A trajetória pontuada por altos e baixos não é de agora. Formado em arquitetura e história, ele trabalhou dez anos na área de projetos para o setor elétrico do grupo Camargo Corrêa. Até que, em 1992, com 34 anos, deixou o emprego para tornar-se sócio da Prisma, uma empresa especializada na construção de parques fabris. A experiência foi amarga. Apenas quatro anos depois, a Prisma levou um calote na construção de uma fábrica de bebidas, seu maior projeto em andamento. Afundada em dívidas, deixou de pagar seus fornecedores e entrou em concordata. As ações contra a construtora renderam a Müller o posto de maior devedor pessoa física do INSS, com um montante de 150 milhões de reais (a cobrança foi julgada ilegal no início deste ano). Depois da falência da Prisma, Müller propôs ao amigo italiano Pierluigi Mango, expresidente da petroquímica Montedison, uma sociedade numa empresa especializada em assessorar companhias estrangeiras interessadas em investir no Brasil. Era o início da Arbeit.
A empresa jamais cumpriu seu propósito inicial. Logo de cara, Mango — que chegou a ser investigado por suposto envolvimento no caso PC Farias quando ainda comandava a Montedison — articulou a compra de uma fabricante de papel-toalha localizada na cidade de Ribeirão Preto, no interior paulista, por 1,8 milhão de reais. Com um faturamento de 30 milhões de reais, a Serrana acumulava 5 milhões de reais em dívidas. A Arbeit comprou máquinas e contratou executivos para tocar a operação. Em 2004, a Serrana faturou 80 milhões de reais — e acabou vendida por 25 milhões a um de seus fornecedores. Durante alguns anos, para não ter de recorrer a empréstimos bancários para sanear as empresas adquiridas, Müller optou por uma saída alternativa: comprar créditos de impostos de empresas que haviam ganhado ações contra o governo. Dessa forma, ele saldava as dívidas de uma companhia com os créditos de outra. “Seu estilo é semelhante ao que fazem ‘fundos abutres’ como o Matlin Patterson, que comprou a falida Varig”, afirma Marcelo Gomes, diretor da consultoria de gestão Alvarez & Marsal.

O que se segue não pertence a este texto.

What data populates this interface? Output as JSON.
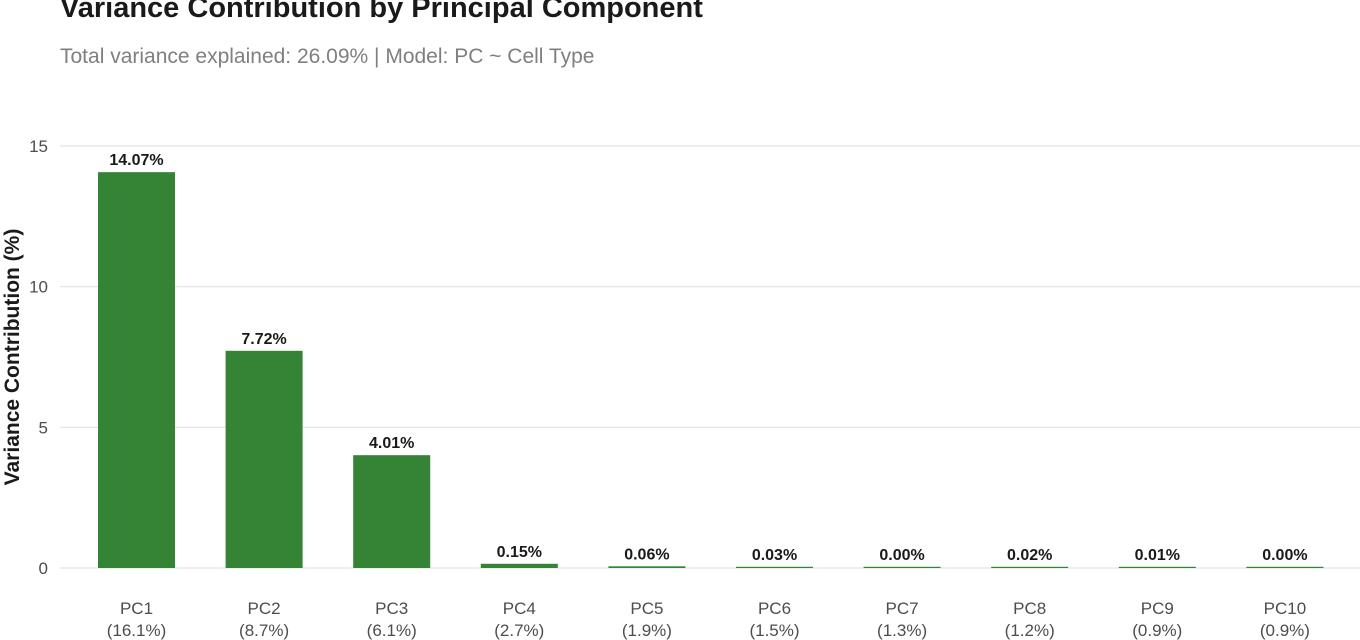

O foco de Müller agora é fazer a Imbra voltar a dar dinheiro. Os altos custos para manter uma rede de 26 clínicas em 13 estados corroeram o caixa da empresa. Por isso seu plano é investir daqui para a frente no modelo de franquia — a previsão é abrir 150 unidades em dois anos de modo a diluir os custos das clínicas próprias. Pioneira em oferecer implantes dentários financiados em até 12 parcelas, a Imbra hoje sofre a concorrência e dentistas independentes e redes menores, que oferecem condições de pagamento semelhantes. Com mais competição, o preço médio do tratamento caiu de 4 000 reais para cerca de 2 000 reais em quatro anos. E, assim, as margens afundaram. Tudo isso contribuiu para o crescente descontentamento dos fundadores da empresa, que permanecem com 22% do negócio. Os médicos Rodrigo Martins e Fernando Soares já avisaram que pretendem processar a GP por má gestão e por não terem sido consultados sobre a venda da Imbra à Arbeit. “A Imbra é o maior negócio que já pegamos em termos de faturamento, mas não é o maior em volume de problemas”, afirma Müller. De problemas — não há dúvidas — Müller entende.